First off, a bit of business out of the way. If you are wondering where the garden update I promised is, take a look at the visitor we had a couple of days ago. Just when I was planning to photograph the beginnings of an abundant Spring, this hail beat my lettuce and herbs to near-death, but they are slowly recovering in the tranquil (for now) Spring sunshine. Sorry for the dim light, it was 2 o'clock in the morning:
And now on to the real food talk...
We were so lucky for a while. Sweet Knoxville, TN, landlocked in a mountain valley, managed to contain a tiny, perfect Cuban restaurant that sold the best Cuban sandwiches this side of Miami. But all good things, apparently, must come to an end, and Alex of Alex's Havana Cafe closed up shop and retired, leaving people like me completely bereft.
With my old, evil job I traveled to Miami a few times, and the best sandwiches I had there were on par with Alex's--crispy, tender bread housing a pork, pickle, and cheese concoction that I swear was addictive. So addictive, in fact, that I decided to set out and try to replicate them.
This may be my highest baking achievement yet--making a bread that involved a starter and required a very specific texture and flavor. Dear readers, I succeeded. And Chris might leave me if I don't stop crowing about it. But the bread, the sandwiches, they were perfect. Perfect! The only improvement would have been actually having some leftover pork in there, but the turkey and ham were more than acceptable. Turkey isn't traditional, but it lightens the flavor and calorie content, and you won't notice a difference, I swear.
I am unapologetic about the length of the recipe below, because it is worth every step and kind of fun (if you've never played with starter before). If you don't have ready access to a superb Cuban sandwich in your area, I implore you to give this a try.
Ultimate Cuban Sandwiches
makes 6 loaves
the day before you bake:
for the starter:
.75 tsp active dry yeast
one third cup warm water
one third cup bread flour
Dissolve the yeast in the water and stir in the flour. Cover the bowl and allow the starter to ripen in the refrigerator for 24 hours.

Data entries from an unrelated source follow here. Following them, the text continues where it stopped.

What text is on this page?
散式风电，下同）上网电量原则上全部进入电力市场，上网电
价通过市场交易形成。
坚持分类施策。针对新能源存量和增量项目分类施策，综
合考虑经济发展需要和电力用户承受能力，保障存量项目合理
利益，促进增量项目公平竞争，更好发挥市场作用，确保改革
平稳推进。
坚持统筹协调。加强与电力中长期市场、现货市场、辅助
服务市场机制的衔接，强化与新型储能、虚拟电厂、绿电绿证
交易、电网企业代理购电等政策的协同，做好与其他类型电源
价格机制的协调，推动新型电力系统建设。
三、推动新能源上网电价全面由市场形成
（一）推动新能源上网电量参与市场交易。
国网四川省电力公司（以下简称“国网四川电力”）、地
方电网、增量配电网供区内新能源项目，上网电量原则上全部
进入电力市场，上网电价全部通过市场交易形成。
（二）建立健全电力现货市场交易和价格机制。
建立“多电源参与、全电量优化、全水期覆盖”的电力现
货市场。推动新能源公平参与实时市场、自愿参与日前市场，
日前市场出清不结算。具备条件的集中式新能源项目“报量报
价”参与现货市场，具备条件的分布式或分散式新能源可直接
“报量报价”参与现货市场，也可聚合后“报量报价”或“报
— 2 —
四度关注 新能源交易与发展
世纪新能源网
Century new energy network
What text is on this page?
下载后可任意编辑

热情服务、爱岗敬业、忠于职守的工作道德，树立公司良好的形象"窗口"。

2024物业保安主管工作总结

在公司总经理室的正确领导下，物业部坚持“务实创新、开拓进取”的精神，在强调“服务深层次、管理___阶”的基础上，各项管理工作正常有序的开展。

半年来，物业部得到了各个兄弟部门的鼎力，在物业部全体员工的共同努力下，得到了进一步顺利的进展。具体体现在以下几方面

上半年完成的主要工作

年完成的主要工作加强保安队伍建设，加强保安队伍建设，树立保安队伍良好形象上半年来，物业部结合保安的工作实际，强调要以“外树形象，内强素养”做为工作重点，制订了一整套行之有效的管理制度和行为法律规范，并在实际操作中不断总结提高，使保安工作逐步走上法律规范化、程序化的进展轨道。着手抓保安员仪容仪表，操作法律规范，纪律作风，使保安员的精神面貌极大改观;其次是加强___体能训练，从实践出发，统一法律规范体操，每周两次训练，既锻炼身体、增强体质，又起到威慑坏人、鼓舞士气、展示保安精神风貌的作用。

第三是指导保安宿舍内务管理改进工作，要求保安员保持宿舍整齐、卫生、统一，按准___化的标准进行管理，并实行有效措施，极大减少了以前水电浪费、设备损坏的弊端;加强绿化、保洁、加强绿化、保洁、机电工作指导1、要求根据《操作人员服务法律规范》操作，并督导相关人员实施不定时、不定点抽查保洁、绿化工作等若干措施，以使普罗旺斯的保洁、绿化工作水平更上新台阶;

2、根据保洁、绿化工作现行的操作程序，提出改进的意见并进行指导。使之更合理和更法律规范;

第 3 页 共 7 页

After 24 hours it will be gooey and bubbly and slightly sour smelling. You will only use half of the starter in this recipe--leftover starter will keep for several days in the refrigerator or can be frozen for up to 6 months.
for the dough:
4 tsp active dry yeast
1 Tbsp sugar
1.5 cups warm water
4 Tbsp melted butter
1/2 starter batch
1 Tbsp salt
4-5 cups bread flour
In a warm mixing bowl, dissolve the yeast and sugar in 3 tablespoons warm water. When the mixture is foamy (5 to 10 minutes), stir in the butter, the remaining water and the 1/2 batch of starter. Mix well with a wooden spoon.
Stir in the salt and 4 cups of the flour, using the dough hook attachment on a stand mixer. Mix for 2 minutes on speed 2. Once incorporated, continue kneading for 8-10 minutes, until smooth and elastic. Add the remaining flour as needed, but not too much. The dough should be pliable, but not sticky.
Transfer the dough to a lightly oiled bowl, cover, and let rise in a warm draft free spot until doubled in bulk, about 45 minutes. I recommend going ahead and preheating your oven to 375 degrees, and resting the dough on the stove top.
Punch down the dough. To make the loaves, divide the dough into 6 equal pieces. Roll each to form a 12 inch long log or cylinder. Using the heel of your hand, flatten each log slightly. Divide the cylinders between 2 baking sheets with 4 inches space between, cover, and let rise in a warm place until doubles in bulk, about 1 hour.
If you haven't already, preheat your oven to 375 degrees. In the bottom of your oven, place a small metal bowl or pan filled with hot water. The steam is supposed to help make a nice crust on the loaves, but I don't know if it did much. Bake until the bread is golden brown on top and sounds hollow when thumped on the bottom, about 30 minutes.
Let the loaves cool slightly, transfer the breads onto a wire rack to cool completely.
for the sandwiches:
roast pork (if you have it)
sliced deli ham
sliced deli turkey (optional)
sliced deli Swiss cheese
Several dill pickle slices
Butter, softened to room temperature
Split a Cuban loaf and butter the outside crust. Spread mayonnaise and mustard inside, then layer with thinly sliced ingredients--from top to bottom, I use:
If you have a panini grill, well good for you, use that. Me? I say who needs a panini maker or a sandwich press when you have a small baking sheet and a tea kettle full of water?
Toast on a griddle or grill pan over medium heat until nice and brown and the cheese is slightly melted. Slice the sandwich diagonally and serve with black beans, rice, and fried plantains if you've got them (I couldn't get my hands on any in the 10 minutes I spent at one store). These sandwiches are freaking great.